Видали ли вы когда-нибудь что-либо подобное? Он переходит в исступление, он не удовлетворяется всем этим, сейчас он пронесется коридором, - вихрь переходит в бурю. "Держись! - говорю я себе. - Он опрокинет стол, он не остановится ни перед чем, такие способны на все, начитавшись Бальмонта". И профессор кружится над моим носом, вытанцовывая голые вальсы...
Все было тихо, все спали, никто ничего не видел. За окном прогудел гудок, и мы встали, как ни в чем не бывало. Практиканты давно побежали вниз, к подвалам, профессор ушел по делам: он уезжает сегодня в двенадцать часов.
- Очень жаль, - сказали мы с Поджигателем, здороваясь. - Оставайтесь еще. Скоро сбор винограда, самое горячее время... Куда вам спешить?

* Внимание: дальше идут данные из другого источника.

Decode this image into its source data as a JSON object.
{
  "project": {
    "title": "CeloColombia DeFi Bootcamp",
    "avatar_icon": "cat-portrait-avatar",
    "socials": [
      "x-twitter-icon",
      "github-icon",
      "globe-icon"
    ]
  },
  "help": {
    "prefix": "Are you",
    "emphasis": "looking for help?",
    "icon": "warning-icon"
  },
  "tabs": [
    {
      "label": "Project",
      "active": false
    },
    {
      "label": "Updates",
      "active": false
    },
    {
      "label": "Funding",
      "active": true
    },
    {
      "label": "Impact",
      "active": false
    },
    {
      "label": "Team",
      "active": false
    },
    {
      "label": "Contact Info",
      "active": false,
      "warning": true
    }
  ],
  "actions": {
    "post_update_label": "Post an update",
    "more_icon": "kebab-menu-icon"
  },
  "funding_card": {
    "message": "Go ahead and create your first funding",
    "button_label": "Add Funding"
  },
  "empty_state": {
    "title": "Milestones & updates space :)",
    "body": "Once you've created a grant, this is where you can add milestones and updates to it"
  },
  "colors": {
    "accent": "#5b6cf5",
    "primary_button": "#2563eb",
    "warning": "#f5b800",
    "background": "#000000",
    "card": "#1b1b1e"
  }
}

- Что вы, что вы! - профессор замахал руками. - Я не один. - Он обворожительно-интимно рассказал о жене, извинился: - Положение обязывает... - хотя он, конечно, непрочь, но... - и он разводил руками. - Мы воспитаны совсем иначе... Пока, пока! - кричал профессор, приветствуя нас поднятой рукой и исчезая в дверях.
Он побежал хлопотать о вине, оно нужно ему для памяти. Я видел из окна его торопливость: он бежал, как большой раскормленный заяц.
Так. Он уехал в полдень, обвешанный рогожными кульками.
Мы встретились вместе только к вечеру, в столовой. Овидий пришел туда раньше нас и ждал за столом, любезничая с практикантами. У него поразительная общительность и умение сходиться с людьми с первой же встречи.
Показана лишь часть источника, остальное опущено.